Xcessive Aesthetics explored the process of replication across physical and digital space with an installation titled ‘Not David!’ The collection investigated the process of replication through physical and digital spheres using digital means such as 3D scanning and distortion. When replicated in digital space, this digital culture approach questions the importance of the copy. The transformation by these digital tools can distort, scale, and reframe the value given to anatomies. During the design festival, Xcessive Aesthetics conducted an experiment where the team were scanned using the software and their bodies inflated. Their bodies were then re-inserted into the physical world to fulfil the idea of ‘taking up space’ within the museum.
Waste As a New Material
Plastic pollution is one of the most pressing environmental issues we are facing globally, a rapid increase in the production of disposable plastic products has overwhelmed the system’s ability to deal with these materials. Designers and manufacturers are looking to unconventional materials to solve sustainability issues throughout the design and production process, this was evident at the design festival.
Adidas presented Chasing Circularity, a range of trainers and garments designed to be remade. In 2019 Adidas released FUTURECRAFT.LOOP, the first shoe made entirely from one material. This means at end of life; shoes can be ground down and remade into new products. The shoes can be returned by scanning the QR code printed on the shoe.
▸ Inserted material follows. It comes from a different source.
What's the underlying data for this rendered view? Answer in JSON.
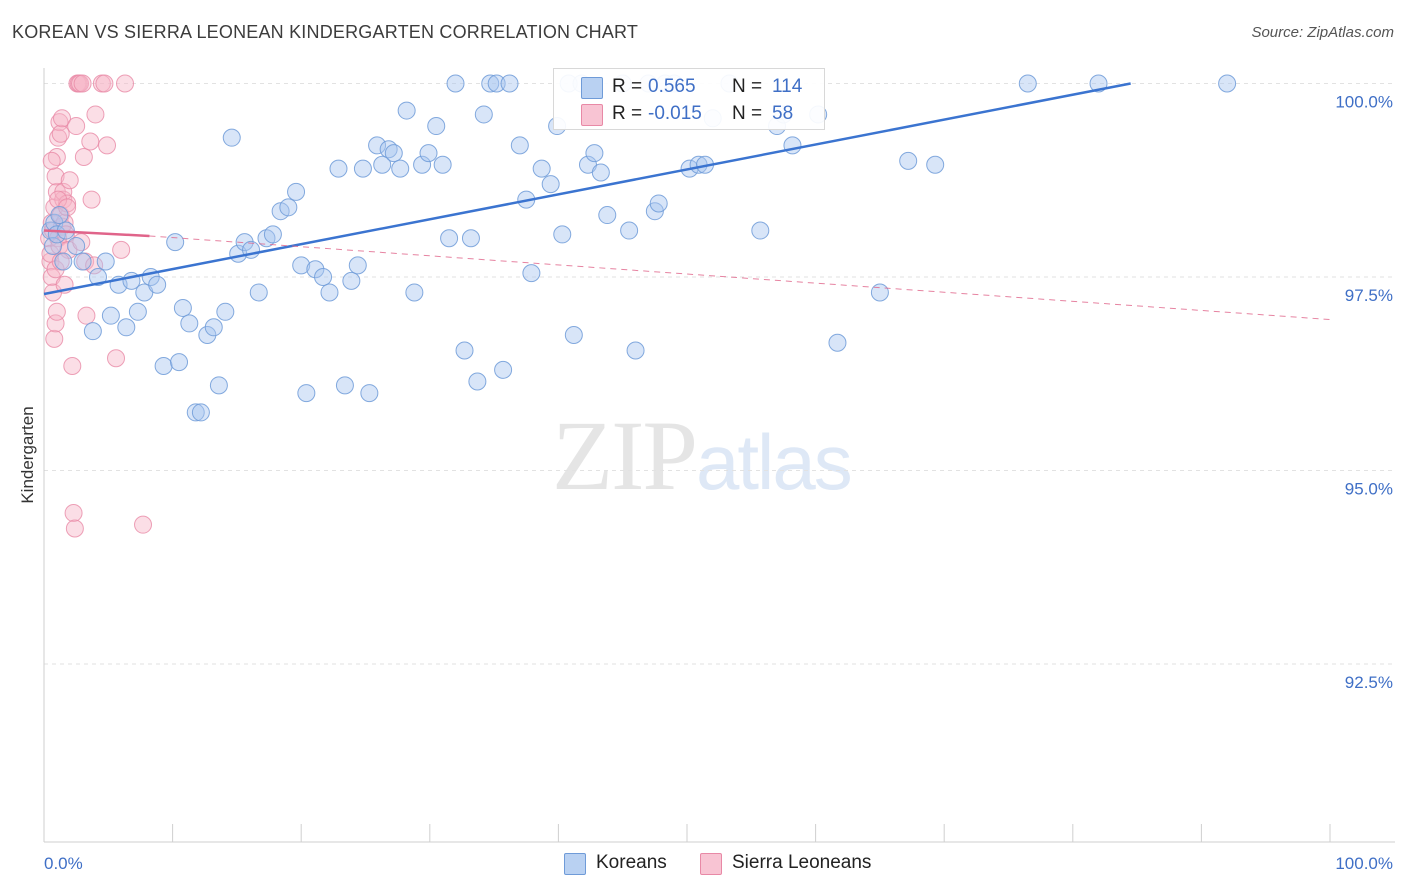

Every pair of shoes is assessed, cleaned, and thrown into a shredder whole. The ground material is then compounded and melted into TPU pellets; the pellets are used to produce various parts of the shoe.
‘Crafting Plastic! Studio’ displayed Nuatan®, a bioplastic made with new aesthetic and material properties. The material presents an alternative to traditional petroleum-based plastics. Made from 100% renewable resources, Nuatan® from Crafting Plastic! Studio claim that the material is 100% biodegradable. The current application of the material includes value added products in the consumer goods sector.
Solidwool presented the Hembury Chair which is crafted from a unique composite material of wool and bio-resin. The wool is sourced from Herdwick sheep, a breed which is almost exclusively farmed in the Lake District. Wool from Herdwick sheep was traditionally used in the UK carpet industry, however in recent years the demand for this material has waned. Solidwool presents a new use for an otherwise obsolete material, the fibres wiry texture and flecked colouring gives a unique aesthetic quality.
At PDR we are always on the lookout for material innovation that could be applied to products to address sustainability issues throughout the design and manufacturing process. When applying new materials, we need to ensure that they are appropriate for the application. This includes considering material properties and ensuring that they can be processed by current infrastructure at end of life.